KRIS WERNOWSKY kwernowsky@timesleader.com
If you believe everything you read on Wikipedia, then golfer Fuzzy Zoeller is a pill-popping, wife-beating drunk; comedian Sinbad died of a heart attack; and the prime minister of Norway is a pedophile.
Believe with caution, scholars warn.
The free online service Wikipedia was launched in 2001 as an open-source encyclopedia with content submitted and edited by volunteers.
There is little, or no, academic editorial oversight of Wikipedia and its 1.68 million articles unlike its paper-bound predecessors that, while not perfect, were vetted and subject to peer review.
This disturbs college professors who notice increased citations of Wikipedia articles in research papers submitted by students. The history department at one Vermont college recently developed a policy that forbids the use of the online service.
Brian A. Pavlac, chairman of the King’s College history department, said students should never use Wikipedia as a primary source for research. If a student must use the site, Pavlac suggests using Wikipedia as a tertiary source, or a guidepost to lead students to other forms of more credible information.
“It has its value, but you have to be very careful with it,” said Pavlac, who teaches a research methods course at King’s. “Be aware of its limitations.”
While no area colleges forbid the use of Wikipedia for research, Middlebury College in Vermont took strict action in telling students they could not use it as a source for papers and exams.
Neil Waters, professor of Japanese studies at Middlebury, said he started to notice the trend last semester when his students’ final exams featured “the same nuggets of misinformation.” He drafted the policy, took it to the department and it passed.
A disclaimer on the Web site warns users that all articles are not of “encyclopedic quality from the start” and says that “many articles start their lives as partisan, and it is after a long process of discussion, debate and argument, that they gradually take on a neutral point of view reached through consensus.” In other words, even if an article contains some misinformation, it’s up to users and volunteers to weed out bad information in exchange for something truthful.
“I think, when Wikipedia works the way it’s supposed to, you can have a crummy article on Wikipedia and people can contribute what they know and it will get better and better,” Waters said. “My view of human nature is not quite so optimistic.
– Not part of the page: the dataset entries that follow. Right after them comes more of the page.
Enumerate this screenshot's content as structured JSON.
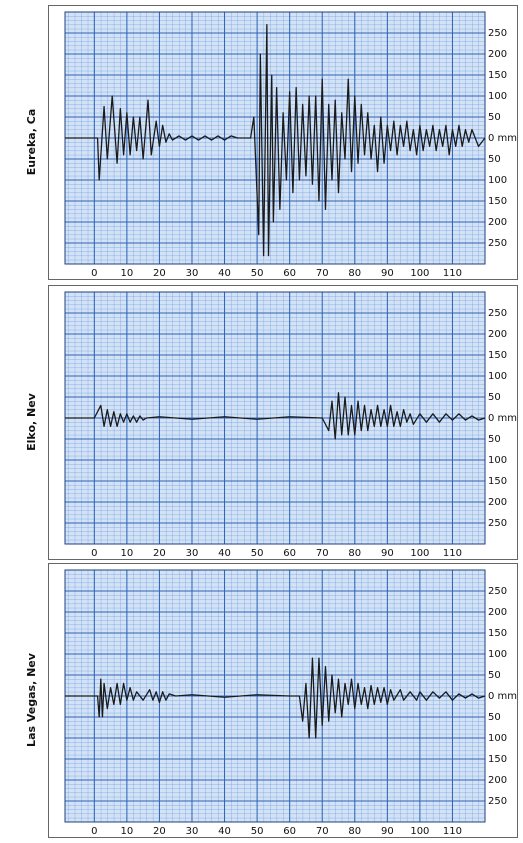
{
  "chart_data": [
    {
      "type": "line",
      "title": "Eureka, Ca",
      "color": "#1a1a1a",
      "grid": true,
      "xlim": [
        -9,
        120
      ],
      "ylim": [
        -300,
        300
      ],
      "xticks": [
        0,
        10,
        20,
        30,
        40,
        50,
        60,
        70,
        80,
        90,
        100,
        110
      ],
      "yticks": [
        250,
        200,
        150,
        100,
        50,
        {
          "value": 0,
          "label": "0 mm"
        },
        {
          "value": -50,
          "label": "50"
        },
        {
          "value": -100,
          "label": "100"
        },
        {
          "value": -150,
          "label": "150"
        },
        {
          "value": -200,
          "label": "200"
        },
        {
          "value": -250,
          "label": "250"
        }
      ],
      "x": [
        -9,
        0,
        1,
        1.5,
        3,
        4,
        5.5,
        7,
        8,
        9,
        10,
        11,
        12,
        13,
        14,
        15,
        16.5,
        17.5,
        19,
        20,
        21,
        22,
        23,
        24,
        26,
        28,
        30,
        32,
        34,
        36,
        38,
        40,
        42,
        44,
        46,
        48,
        49,
        50.5,
        51,
        52,
        53,
        53.5,
        54.5,
        55,
        56,
        57,
        58,
        59,
        60,
        61,
        62,
        63,
        64,
        65,
        66,
        67,
        68,
        69,
        70,
        71,
        72,
        73,
        74,
        75,
        76,
        77,
        78,
        79,
        80,
        81,
        82,
        83,
        84,
        85,
        86,
        87,
        88,
        89,
        90,
        91,
        92,
        93,
        94,
        95,
        96,
        97,
        98,
        99,
        100,
        101,
        102,
        103,
        104,
        105,
        106,
        107,
        108,
        109,
        110,
        111,
        112,
        113,
        114,
        115,
        116,
        118,
        120
      ],
      "values": [
        0,
        0,
        0,
        -100,
        75,
        -50,
        100,
        -60,
        70,
        -40,
        60,
        -40,
        50,
        -30,
        50,
        -50,
        90,
        -40,
        40,
        -20,
        30,
        -10,
        10,
        -5,
        5,
        -5,
        5,
        -5,
        5,
        -5,
        5,
        -5,
        5,
        0,
        0,
        0,
        50,
        -230,
        200,
        -280,
        270,
        -280,
        150,
        -200,
        120,
        -170,
        60,
        -100,
        110,
        -130,
        120,
        -100,
        80,
        -90,
        100,
        -110,
        100,
        -150,
        140,
        -170,
        80,
        -100,
        90,
        -130,
        60,
        -50,
        140,
        -80,
        100,
        -60,
        80,
        -40,
        60,
        -50,
        30,
        -80,
        50,
        -60,
        30,
        -30,
        40,
        -40,
        30,
        -20,
        40,
        -30,
        20,
        -40,
        30,
        -30,
        20,
        -20,
        30,
        -30,
        20,
        -20,
        30,
        -40,
        20,
        -20,
        30,
        -20,
        20,
        -10,
        20,
        -20,
        0
      ]
    },
    {
      "type": "line",
      "title": "Elko, Nev",
      "color": "#1a1a1a",
      "grid": true,
      "xlim": [
        -9,
        120
      ],
      "ylim": [
        -300,
        300
      ],
      "xticks": [
        0,
        10,
        20,
        30,
        40,
        50,
        60,
        70,
        80,
        90,
        100,
        110
      ],
      "yticks": [
        250,
        200,
        150,
        100,
        50,
        {
          "value": 0,
          "label": "0 mm"
        },
        {
          "value": -50,
          "label": "50"
        },
        {
          "value": -100,
          "label": "100"
        },
        {
          "value": -150,
          "label": "150"
        },
        {
          "value": -200,
          "label": "200"
        },
        {
          "value": -250,
          "label": "250"
        }
      ],
      "x": [
        -9,
        0,
        2,
        3,
        4,
        5,
        6,
        7,
        8,
        9,
        10,
        11,
        12,
        13,
        14,
        15,
        16,
        20,
        30,
        40,
        50,
        60,
        70,
        72,
        73,
        74,
        75,
        76,
        77,
        78,
        79,
        80,
        81,
        82,
        83,
        84,
        85,
        86,
        87,
        88,
        89,
        90,
        91,
        92,
        93,
        94,
        95,
        96,
        97,
        98,
        100,
        102,
        104,
        106,
        108,
        110,
        112,
        114,
        116,
        118,
        120
      ],
      "values": [
        0,
        0,
        30,
        -20,
        20,
        -20,
        15,
        -20,
        10,
        -10,
        10,
        -10,
        5,
        -10,
        5,
        -5,
        0,
        3,
        -3,
        3,
        -3,
        3,
        0,
        -30,
        40,
        -50,
        60,
        -40,
        50,
        -40,
        30,
        -40,
        40,
        -30,
        30,
        -30,
        20,
        -20,
        30,
        -20,
        20,
        -20,
        30,
        -20,
        15,
        -20,
        20,
        -10,
        10,
        -15,
        10,
        -10,
        10,
        -10,
        10,
        -5,
        10,
        -5,
        5,
        -5,
        0
      ]
    },
    {
      "type": "line",
      "title": "Las Vegas, Nev",
      "color": "#1a1a1a",
      "grid": true,
      "xlim": [
        -9,
        120
      ],
      "ylim": [
        -300,
        300
      ],
      "xticks": [
        0,
        10,
        20,
        30,
        40,
        50,
        60,
        70,
        80,
        90,
        100,
        110
      ],
      "yticks": [
        250,
        200,
        150,
        100,
        50,
        {
          "value": 0,
          "label": "0 mm"
        },
        {
          "value": -50,
          "label": "50"
        },
        {
          "value": -100,
          "label": "100"
        },
        {
          "value": -150,
          "label": "150"
        },
        {
          "value": -200,
          "label": "200"
        },
        {
          "value": -250,
          "label": "250"
        }
      ],
      "x": [
        -9,
        0,
        1,
        1.5,
        2,
        2.5,
        3,
        4,
        5,
        6,
        7,
        8,
        9,
        10,
        11,
        12,
        13,
        15,
        17,
        18,
        19,
        20,
        21,
        22,
        23,
        25,
        30,
        40,
        50,
        60,
        63,
        64,
        65,
        66,
        67,
        68,
        69,
        70,
        71,
        72,
        73,
        74,
        75,
        76,
        77,
        78,
        79,
        80,
        81,
        82,
        83,
        84,
        85,
        86,
        87,
        88,
        89,
        90,
        91,
        92,
        94,
        95,
        97,
        99,
        100,
        102,
        104,
        106,
        108,
        110,
        112,
        114,
        116,
        118,
        120
      ],
      "values": [
        0,
        0,
        0,
        -50,
        40,
        -50,
        30,
        -30,
        20,
        -20,
        30,
        -20,
        30,
        -10,
        20,
        -10,
        10,
        -10,
        15,
        -10,
        10,
        -15,
        10,
        -10,
        5,
        0,
        3,
        -3,
        3,
        0,
        0,
        -60,
        30,
        -100,
        90,
        -100,
        90,
        -70,
        70,
        -60,
        50,
        -40,
        40,
        -50,
        30,
        -20,
        40,
        -30,
        30,
        -20,
        20,
        -30,
        25,
        -20,
        20,
        -15,
        20,
        -20,
        15,
        -10,
        15,
        -10,
        10,
        -10,
        10,
        -10,
        10,
        -5,
        10,
        -10,
        5,
        -5,
        5,
        -5,
        0
      ]
    }
  ]
}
The same people who can improve things and make them better; other people can jump in, out of ignorance or malcontent can contribute to its inaccuracy.”
Of course comedian Sinbad isn’t dead, but this past weekend, a Wikipedia posting claimed the actor who starred in the television series “A Different World” and the film “Jingle All The Way” died on the morning of March 14 as a result of a heart attack.
“Saturday I rose from the dead and then died again,” the funnyman told an Associated Press reporter.
Golfer Zoeller didn’t take too kindly to his place in Wikipedia. He filed a lawsuit, not against the Web service, but against the Miami-based company that owns a computer where an article claiming the golfer abused drugs and alcohol was written.
The stalwart weekly news publication The New Yorker recently admitted one of its writers cited a Wikipedia administrator who edited articles and claimed to be a tenured theologian with a Ph.D. The administrator was actually a 24-year-old community college dropout.
Kevin Norris, a reference librarian at the University of Scranton who teaches a course in electronic research, said Wikipedia’s use by college students says less about online encyclopedia, and more about the students who choose to use it.
“I think most students know it’s not the best source, but it’s easy to do an Internet search,” Norris said. “We all remember what it was writing research papers in college. They’re usually started the night before they’re due. People don’t always pick the best sources, but sometimes they pick the easiest sources.”